Resultan inseparables de La tortuga ecuestre las Cartas escritas por Moro en 1939. Son correlato de la experiencia vital que hace posible el ímpetu amoroso y demoledor revelado en la escritura de los poemas de La tortuga ecuestre: “Sólo pido a la vida que nunca me deje un momento de reposo, que mientras haya un soplo de vida en mí, me torture y me enloquezca tu recuerdo, que cada día se me haga más odiosa tu ausencia y que por una fuerza incontenible me llegue a encerrar en una soledad que no esté habitada sino por tu presencia”. Se hace impecable y alucinante el silencio y la noción de olvido que esta escritura participa. No reconocer como poemas en prosa estas Cartas, sería ignorar los aportes logrados para la poesía por quienes han creído en el ritmo exploratorio de las palabras cuando nombran y significan en el magma de sus contenidos, más allá de la convencional forma establecida por la rima y sus medidas estróficas y silábicas.

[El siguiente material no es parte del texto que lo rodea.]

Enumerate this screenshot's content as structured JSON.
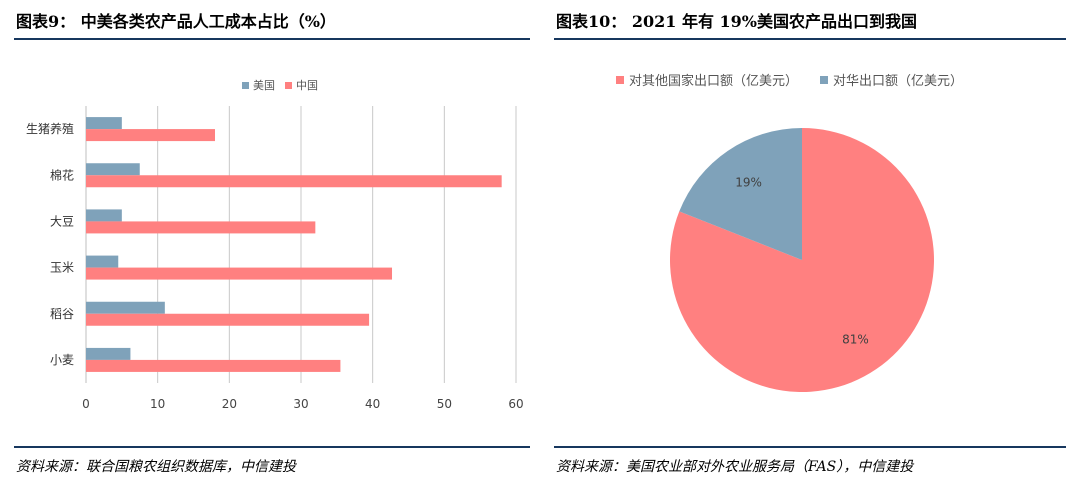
{
  "left": {
    "title": "图表9：   中美各类农产品人工成本占比（%）",
    "source": "资料来源：联合国粮农组织数据库，中信建投"
  },
  "right": {
    "title": "图表10：  2021 年有 19%美国农产品出口到我国",
    "source": "资料来源：美国农业部对外农业服务局（FAS），中信建投"
  },
  "chart_data": [
    {
      "type": "bar",
      "orientation": "horizontal",
      "categories": [
        "生猪养殖",
        "棉花",
        "大豆",
        "玉米",
        "稻谷",
        "小麦"
      ],
      "series": [
        {
          "name": "美国",
          "color": "#7fa2ba",
          "values": [
            5,
            7.5,
            5,
            4.5,
            11,
            6.2
          ]
        },
        {
          "name": "中国",
          "color": "#ff8080",
          "values": [
            18,
            58,
            32,
            42.7,
            39.5,
            35.5
          ]
        }
      ],
      "xlim": [
        0,
        60
      ],
      "xticks": [
        0,
        10,
        20,
        30,
        40,
        50,
        60
      ],
      "xtick_labels": [
        "0",
        "10",
        "20",
        "30",
        "40",
        "50",
        "60"
      ],
      "grid": true,
      "legend_position": "top-center"
    },
    {
      "type": "pie",
      "slices": [
        {
          "name": "对其他国家出口额（亿美元）",
          "value": 81,
          "label": "81%",
          "color": "#ff8080"
        },
        {
          "name": "对华出口额（亿美元）",
          "value": 19,
          "label": "19%",
          "color": "#7fa2ba"
        }
      ],
      "legend_position": "top"
    }
  ]
}
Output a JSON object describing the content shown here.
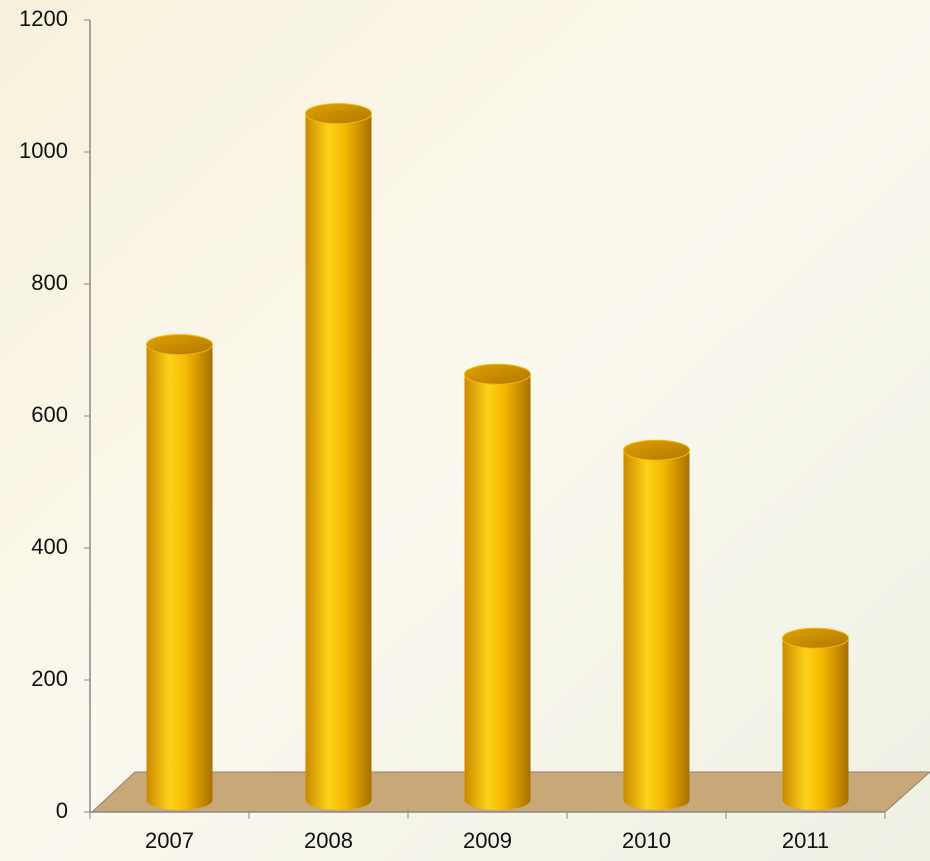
{
  "chart_data": {
    "type": "bar",
    "categories": [
      "2007",
      "2008",
      "2009",
      "2010",
      "2011"
    ],
    "values": [
      690,
      1040,
      645,
      530,
      245
    ],
    "color": "#f5b800",
    "ylim": [
      0,
      1200
    ],
    "yticks": [
      0,
      200,
      400,
      600,
      800,
      1000,
      1200
    ]
  }
}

Y es que, inserta en las experiencias del verso libre, la poesía de César Moro junto con la de Vicente Huidobro, en especial sus libros Altazor y Temblor de cielo publicados en 1931, se constituye en una muestra de las provocadoras búsquedas en las vetas del lenguaje y sus hallazgos renovadores para el idioma español. La forma como Moro realiza su verso y la renuncia a toda puntuación, le permite a su poesía un ritmo en construcción constante, tuquio de imágenes produciendo una imantación de dibujo que revela lo impredecible y termina por atrapar la atención del lector atento.
Después del descomunal torrente de palabras e imágenes con el cual Moro asume la escritura de La tortuga ecuestre y de las Cartas, pareciera sumirse en un instante de sosiego cuando, entre 1939 y 1941, escribe en francés Le château de grisou (El castillo de grisú), traducción de Ricardo Silva-Santisteban. Son poemas donde el cuerpo amado empieza a ser guardado en el silencio de la memoria que, si bien no lo narra con el fragor de los textos arriba comentados, lo hace sustancia sensual para el ritmo en la elaboración del poema, permitiéndole al poeta una escritura contenida, empero vigorosa. Sí críptica, volcán siempre a punto de reventar en la palabra.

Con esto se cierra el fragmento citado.